A massive topic in recruitment now is Diversity and its importance across the industry. AI across the board has improved almost all aspects of the recruitment process, but as discussed in previous points, there are certain drawbacks.

Issues have arisen with Diversity in mind with Machine Learning that has seen some unconscious bias during the screening and selection processes. An example is below:

  • Online e-commerce titan Amazon, integrated AI into their recruitment process, to ultimately optimize their substantial recruitment efforts to generate the best candidates in an almost autonomous process. Amazon first needed to ‘train’ their software, to program into the AI, their requirements. They did this by inputting their data from the previous 10 years, allowing the AI to observe the patterns and trends in resumes submitted. However, due to the male dominance across the tech industry throughout the past decade, the AI software developed a bias toward male applicants and downgraded the resumes received from female applicants. Of course, Amazon pulled the software once it discovered the issue and the AI was sent back to the development stages.

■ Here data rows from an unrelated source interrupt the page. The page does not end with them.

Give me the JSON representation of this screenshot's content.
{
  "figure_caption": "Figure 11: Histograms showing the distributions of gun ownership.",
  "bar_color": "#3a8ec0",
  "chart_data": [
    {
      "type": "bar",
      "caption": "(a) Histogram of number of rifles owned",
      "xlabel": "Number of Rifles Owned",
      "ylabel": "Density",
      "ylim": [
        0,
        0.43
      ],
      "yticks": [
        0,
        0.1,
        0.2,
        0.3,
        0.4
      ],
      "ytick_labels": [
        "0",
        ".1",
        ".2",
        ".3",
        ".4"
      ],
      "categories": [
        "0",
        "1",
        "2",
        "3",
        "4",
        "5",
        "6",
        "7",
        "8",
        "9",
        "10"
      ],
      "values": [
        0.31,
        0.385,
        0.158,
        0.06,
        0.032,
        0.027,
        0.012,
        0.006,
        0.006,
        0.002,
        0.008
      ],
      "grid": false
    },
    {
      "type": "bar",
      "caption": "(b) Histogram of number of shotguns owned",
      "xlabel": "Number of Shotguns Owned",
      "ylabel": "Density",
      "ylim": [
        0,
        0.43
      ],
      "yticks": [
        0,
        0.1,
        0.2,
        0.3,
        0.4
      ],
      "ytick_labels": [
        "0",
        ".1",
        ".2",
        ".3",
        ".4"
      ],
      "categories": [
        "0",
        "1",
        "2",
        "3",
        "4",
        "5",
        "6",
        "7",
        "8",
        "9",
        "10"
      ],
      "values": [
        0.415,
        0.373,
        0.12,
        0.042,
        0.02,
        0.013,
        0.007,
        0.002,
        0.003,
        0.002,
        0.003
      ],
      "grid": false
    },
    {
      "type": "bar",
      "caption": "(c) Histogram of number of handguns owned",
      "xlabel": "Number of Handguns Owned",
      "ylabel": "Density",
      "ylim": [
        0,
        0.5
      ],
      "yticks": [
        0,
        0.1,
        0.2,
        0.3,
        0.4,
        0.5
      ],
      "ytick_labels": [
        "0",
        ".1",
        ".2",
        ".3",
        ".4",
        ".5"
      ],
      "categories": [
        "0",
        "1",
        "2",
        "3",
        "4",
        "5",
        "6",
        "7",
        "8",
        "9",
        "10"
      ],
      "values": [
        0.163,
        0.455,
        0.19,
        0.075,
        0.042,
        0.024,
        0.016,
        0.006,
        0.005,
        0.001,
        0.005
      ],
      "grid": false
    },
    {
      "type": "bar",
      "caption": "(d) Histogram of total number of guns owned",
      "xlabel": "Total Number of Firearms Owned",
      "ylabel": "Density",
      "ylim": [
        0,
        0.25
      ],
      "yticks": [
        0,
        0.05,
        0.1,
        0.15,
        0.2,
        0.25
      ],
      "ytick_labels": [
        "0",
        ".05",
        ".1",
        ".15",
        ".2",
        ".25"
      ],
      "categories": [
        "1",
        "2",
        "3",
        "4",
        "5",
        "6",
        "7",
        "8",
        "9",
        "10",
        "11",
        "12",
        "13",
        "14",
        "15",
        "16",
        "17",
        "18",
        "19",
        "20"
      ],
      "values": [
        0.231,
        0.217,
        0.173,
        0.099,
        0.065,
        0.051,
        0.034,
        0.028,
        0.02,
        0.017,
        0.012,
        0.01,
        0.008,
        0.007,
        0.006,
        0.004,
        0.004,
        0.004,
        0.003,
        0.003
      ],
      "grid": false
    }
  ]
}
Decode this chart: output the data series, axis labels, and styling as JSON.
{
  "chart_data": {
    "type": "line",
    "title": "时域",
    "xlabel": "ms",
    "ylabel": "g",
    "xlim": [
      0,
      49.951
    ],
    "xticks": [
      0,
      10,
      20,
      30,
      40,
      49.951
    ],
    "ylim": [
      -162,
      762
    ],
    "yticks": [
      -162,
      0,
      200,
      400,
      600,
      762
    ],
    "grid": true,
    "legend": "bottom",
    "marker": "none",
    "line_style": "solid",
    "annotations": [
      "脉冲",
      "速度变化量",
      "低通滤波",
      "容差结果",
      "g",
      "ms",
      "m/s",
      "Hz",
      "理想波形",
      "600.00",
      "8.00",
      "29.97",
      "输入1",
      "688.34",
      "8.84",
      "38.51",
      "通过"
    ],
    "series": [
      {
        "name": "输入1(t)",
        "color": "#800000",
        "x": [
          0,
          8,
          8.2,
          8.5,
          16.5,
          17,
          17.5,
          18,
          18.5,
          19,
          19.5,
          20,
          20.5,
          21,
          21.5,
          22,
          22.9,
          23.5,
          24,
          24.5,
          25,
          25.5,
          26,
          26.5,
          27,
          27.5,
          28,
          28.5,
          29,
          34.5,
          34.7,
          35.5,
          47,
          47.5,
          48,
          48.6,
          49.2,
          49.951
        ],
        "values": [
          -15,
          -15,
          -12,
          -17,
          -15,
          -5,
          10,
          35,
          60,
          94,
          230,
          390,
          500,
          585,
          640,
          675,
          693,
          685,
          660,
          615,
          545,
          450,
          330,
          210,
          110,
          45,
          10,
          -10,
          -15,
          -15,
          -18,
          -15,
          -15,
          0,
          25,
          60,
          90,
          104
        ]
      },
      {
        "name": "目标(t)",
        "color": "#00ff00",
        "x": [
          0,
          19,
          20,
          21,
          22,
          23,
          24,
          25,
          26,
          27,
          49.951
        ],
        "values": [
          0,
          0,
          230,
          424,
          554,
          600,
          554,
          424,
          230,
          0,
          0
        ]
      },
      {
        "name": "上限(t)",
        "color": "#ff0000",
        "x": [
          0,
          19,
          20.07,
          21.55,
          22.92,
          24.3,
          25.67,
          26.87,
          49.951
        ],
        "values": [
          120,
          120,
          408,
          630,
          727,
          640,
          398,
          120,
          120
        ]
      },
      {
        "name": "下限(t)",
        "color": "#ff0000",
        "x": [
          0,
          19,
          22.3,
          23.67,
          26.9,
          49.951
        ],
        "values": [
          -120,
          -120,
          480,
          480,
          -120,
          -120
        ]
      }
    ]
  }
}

In conclusion, the continuous development of different AI and Machine Learning, its application to the recruitment industry will be substantial and very promising. The ability to reach a vast pool of candidates will be quicker, easier and with a considerable improvement in cost-efficiency. There are many vendors currently making headway with AI from autonomous sourcing to chatbots and assessments are Plum, Wade & Wendy, Restless Bandit and many more. The potential impact is immeasurable once enough research and testing have been conducted, and the obstacles have been overcome.